DR de carnaval entre Arlequim e Colombina

DR de carnaval entre Arlequim e Colombina

— Oh, jardineira, por que estás tão triste?

— A pipa do vovô não sobe mais.

— Será que ele é?

— Parece que é transviado, mas isso eu não sei se ele é.

— Corta o cabelo dele.

— Ai, meu bem, não faz assim comigo não.

— Se você fosse sincera, veja só que bom que era.

— Taí… Eu fiz tudo pra você gostar de mim.

— Mulata, eu quero o teu amor. Tens um sabor bem do Brasil. Tens a alma cor de anil, mulata, mulatinha, meu amor. A lua, te invejando, faz careta. Porque, mulata, tu não és desse planeta.

— Ei, você aí, me dá um dinheiro aí.

— Mas o que foi que te aconteceu?

— Foi a Camélia que caiu do galho, deu dois suspiros e depois morreu.

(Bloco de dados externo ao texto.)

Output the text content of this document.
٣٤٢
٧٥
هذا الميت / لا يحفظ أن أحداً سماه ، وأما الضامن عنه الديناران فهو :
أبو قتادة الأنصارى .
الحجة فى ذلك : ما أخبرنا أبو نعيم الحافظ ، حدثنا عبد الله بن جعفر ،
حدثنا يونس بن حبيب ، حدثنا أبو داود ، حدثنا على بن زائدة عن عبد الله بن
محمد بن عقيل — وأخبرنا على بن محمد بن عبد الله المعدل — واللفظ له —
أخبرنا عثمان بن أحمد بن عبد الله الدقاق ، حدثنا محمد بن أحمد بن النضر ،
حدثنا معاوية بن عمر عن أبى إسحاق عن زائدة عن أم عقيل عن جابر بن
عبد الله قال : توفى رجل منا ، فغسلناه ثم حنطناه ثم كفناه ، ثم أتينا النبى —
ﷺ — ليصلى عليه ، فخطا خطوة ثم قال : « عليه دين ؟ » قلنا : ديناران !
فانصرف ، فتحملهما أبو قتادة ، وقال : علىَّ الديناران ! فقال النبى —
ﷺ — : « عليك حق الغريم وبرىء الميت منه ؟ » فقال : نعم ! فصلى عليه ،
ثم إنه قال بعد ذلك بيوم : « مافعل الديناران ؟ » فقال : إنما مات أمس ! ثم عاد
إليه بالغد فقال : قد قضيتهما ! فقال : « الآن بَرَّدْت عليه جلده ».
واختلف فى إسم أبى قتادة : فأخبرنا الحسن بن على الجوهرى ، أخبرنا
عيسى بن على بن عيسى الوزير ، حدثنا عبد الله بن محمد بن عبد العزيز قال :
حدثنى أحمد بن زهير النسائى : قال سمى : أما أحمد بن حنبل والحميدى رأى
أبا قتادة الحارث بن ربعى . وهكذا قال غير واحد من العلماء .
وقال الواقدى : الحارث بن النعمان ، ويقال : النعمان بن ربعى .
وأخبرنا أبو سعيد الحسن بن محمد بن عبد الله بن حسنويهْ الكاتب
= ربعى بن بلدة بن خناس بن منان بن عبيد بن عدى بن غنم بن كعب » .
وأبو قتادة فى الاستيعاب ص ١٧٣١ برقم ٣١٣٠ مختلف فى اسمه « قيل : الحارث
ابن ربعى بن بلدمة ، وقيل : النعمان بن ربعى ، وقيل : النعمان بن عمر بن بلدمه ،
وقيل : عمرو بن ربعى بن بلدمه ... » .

— Está fazendo um ano. Foi no carnaval que passou. Linda morena, morena que me faz penar, a lua cheia, que tanto brilha, não brilha tanto quanto o teu olhar.

— Mas, que calor…

— As águas vão rolar. Garrafa cheia eu não quero ver sobrar. Eu passo a mão no saca-rolha e bebo até me afogar.

— Você pensa que cachaça é água? Cachaça não é água não. Cachaça vem do alambique e água vem do ribeirão.

— Eu bebo sem compromisso, com meu dinheiro, ninguém tem nada com isso. Levanta. Vai fazer o café. Que o dia já vem raiando e a polícia já está de pé.

— Morre cego e não vê nada.

— Bandeira branca, amor. Eu peço paz. No mundo, ninguém perde por esperar. Ainda dizem por aí que a vida vai melhorar.

— A minha vida foi sempre assim, só chorando as mágoas que não têm fim.

— Vem, jardineira. Vem, meu amor. Não fiques triste que esse mundo é todo teu, tu és muito mais bonita que a Camélia que morreu.

— Eu não sabia mais o que fazer. Troquei o coração cansado de sofrer. Ai, ai, ai, ai, ai, ai… Está chegando a hora…

— Quem parte leva saudades de alguém que vive chorando de dor.

— O dia já vem raiando, meu bem, e eu tenho que ir embora. Essa história de gostar de alguém já é mania que as pessoas têm. Se me ajudasse Nosso Senhor, eu não pensaria mais no amor. Se eu soubesse que, chorando, empato a tua viagem, meus olhos eram dois rios que não te davam passagem.

— Viemos do Egito. E muitas vezes nós tivemos que rezar. Atravessamos o deserto do Saara. O sol estava quente e queimou a nossa cara. Eu não quero a rosa, porque não há rosa que não tenha espinhos. Prefiro a jardineira carinhosa, a flor cheirosa e os seus carinhos.

— Foi bom te ver outra vez. Quanto riso… Oh, quanta alegria… Que Deus te cubra de felicidade.

— Na mesma máscara negra que esconde o teu rosto, eu quero matar a saudade. Vou beijar-te agora. Não me leve a mal. Hoje é carnaval.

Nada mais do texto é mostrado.